Mais Fromm nous met aussi en garde contre un piège social dans lequel il est très facile de tomber : confondre obéissance autonome et conscience autoritaire.

La conscience autoritaire est la voix intériorisée d'une figure autoritaire, une voix à laquelle nous obéissons parce que nous avons peur de la bouleverser. En substance, la conscience autoritaire de Fromm équivaut au concept freudien du surmoi, qui regroupe tous les interdits imposés, d'abord par les parents puis par la société, que nous acceptons par peur de la punition et du rejet.


Évidemment, obéir à la conscience autoritaire, ce dialogue interne qui nous dit ce que « nous devons faire » tout en ignorant ce que nous voulons ou même ce qui nous ferait nous sentir mieux, c'est comme obéir à un pouvoir extérieur, même si ce pouvoir a été intériorisé. Cette conscience autoritaire est en fait une obéissance hétéronome déguisée qui nous fait croire que nous faisons ce que nous voulons, alors qu'en réalité nous obéissons aux schémas de comportement qui nous ont été inculqués.

D'où vient notre tendance à l'obéissance ?

Lorsque nous obéissons à notre conscience autoritaire, nous cédons aux normes, règles et valeurs que nous avons introjectées, sans remettre en cause leur validité et leur pertinence. Il s'agit en fait d'une obéissance méticuleusement planifiée sur le plan social quand, à un certain moment de l'histoire, il a fallu développer une obéissance intérieure pour remplacer celle imposée par la force et la peur.


Assimilant l'obéissance à une qualité positive, il est compréhensible que tout le monde veuille obéir. Avec cet outil en main, pendant une grande partie de l'histoire, une minorité a réussi à dominer la majorité. Cependant, avec la conscience autoritaire, non seulement nous perdons la capacité de désobéir, mais nous ne sommes même pas conscients d'obéir.

Bien sûr, ce n'est pas la seule raison pour laquelle nous avons tendance à obéir.

Fromm souligne que « lorsque nous obéissons à des puissances supérieures, qu'il s'agisse de l'État, de l'Église ou de l'opinion publique, nous nous sentons plus en sécurité et plus protégés. Nous ne pouvons pas faire d'erreurs et nous nous libérons de nos responsabilités ». L'obéissance nous libère de la responsabilité de prendre notre vie en main, évite l'effort de décision et surtout la frustration lorsque nous commettons des erreurs. C'est pourquoi dans bien des cas il est plus facile de se soumettre au pouvoir que de parier sur sa liberté.

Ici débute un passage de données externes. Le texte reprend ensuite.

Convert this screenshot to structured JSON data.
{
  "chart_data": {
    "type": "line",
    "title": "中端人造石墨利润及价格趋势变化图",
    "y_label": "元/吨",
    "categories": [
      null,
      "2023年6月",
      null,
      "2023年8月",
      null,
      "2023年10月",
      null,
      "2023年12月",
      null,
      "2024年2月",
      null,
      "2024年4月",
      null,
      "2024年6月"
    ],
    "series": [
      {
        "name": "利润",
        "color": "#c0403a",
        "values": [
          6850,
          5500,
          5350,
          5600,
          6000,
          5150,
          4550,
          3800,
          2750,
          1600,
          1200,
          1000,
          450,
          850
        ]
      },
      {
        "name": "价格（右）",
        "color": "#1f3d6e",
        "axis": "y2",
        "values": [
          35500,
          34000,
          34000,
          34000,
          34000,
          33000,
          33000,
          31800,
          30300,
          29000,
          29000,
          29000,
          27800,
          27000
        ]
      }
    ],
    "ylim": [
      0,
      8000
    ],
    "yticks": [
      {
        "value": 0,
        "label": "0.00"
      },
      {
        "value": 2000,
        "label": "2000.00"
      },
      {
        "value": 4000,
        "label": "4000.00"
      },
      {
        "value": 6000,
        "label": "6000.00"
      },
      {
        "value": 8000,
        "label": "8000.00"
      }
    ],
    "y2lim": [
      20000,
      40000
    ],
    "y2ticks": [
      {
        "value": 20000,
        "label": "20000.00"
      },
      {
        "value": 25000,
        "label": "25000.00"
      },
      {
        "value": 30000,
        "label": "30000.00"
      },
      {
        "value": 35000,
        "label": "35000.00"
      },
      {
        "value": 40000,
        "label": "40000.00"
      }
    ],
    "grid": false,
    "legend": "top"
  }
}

L'obéissance, en effet, répond finalement à la peur de la liberté et de ce qu'elle implique. "Une personne peut être libre par un acte de désobéissance en apprenant à dire 'non' au pouvoir." Mais si nous avons le vertige face à la liberté, nous ne pouvons pas désobéir car les deux concepts sont inextricablement liés.


La conscience humaniste comme voie de réaffirmation personnelle

A la conscience autoritaire Fromm oppose la conscience humaniste. « C'est la voix qui est présente dans chaque être humain, indépendamment des récompenses et des punitions externes. La conscience humaniste est basée sur le fait que nous avons une connaissance intuitive de ce qui est humain et inhumain, de ce qui favorise la vie et de ce qui la détruit. Cette prise de conscience est essentielle pour notre fonctionnement en tant qu'êtres humains ».

Or, "l'obéissance à la conscience autoritaire tend à affaiblir la conscience humaniste, la capacité d'être et de juger par soi-même", souligne Fromm. Par conséquent, nous devons apprendre à nous connecter avec nous-mêmes au-delà des conventions sociales pour nous demander ce qui est juste et ce qui ne l'est pas, ce qui est bon pour nous et ce qui nous nuit, ce que nous voulons vraiment et ce que nous détestons. Une fois le lien trouvé, il suffit d'y être fidèle, quitte à désobéir à certaines règles.

« Pour désobéir, il faut avoir le courage de rester seul, de faire des erreurs et de pécher. Même si le courage ne suffit pas […] Seuls ceux qui se sont constitués comme un individu pleinement développé et ont acquis la capacité de penser et de se sentir de façon autonome peuvent avoir le courage de dire « non » au pouvoir, de désobéir », indique Fromm.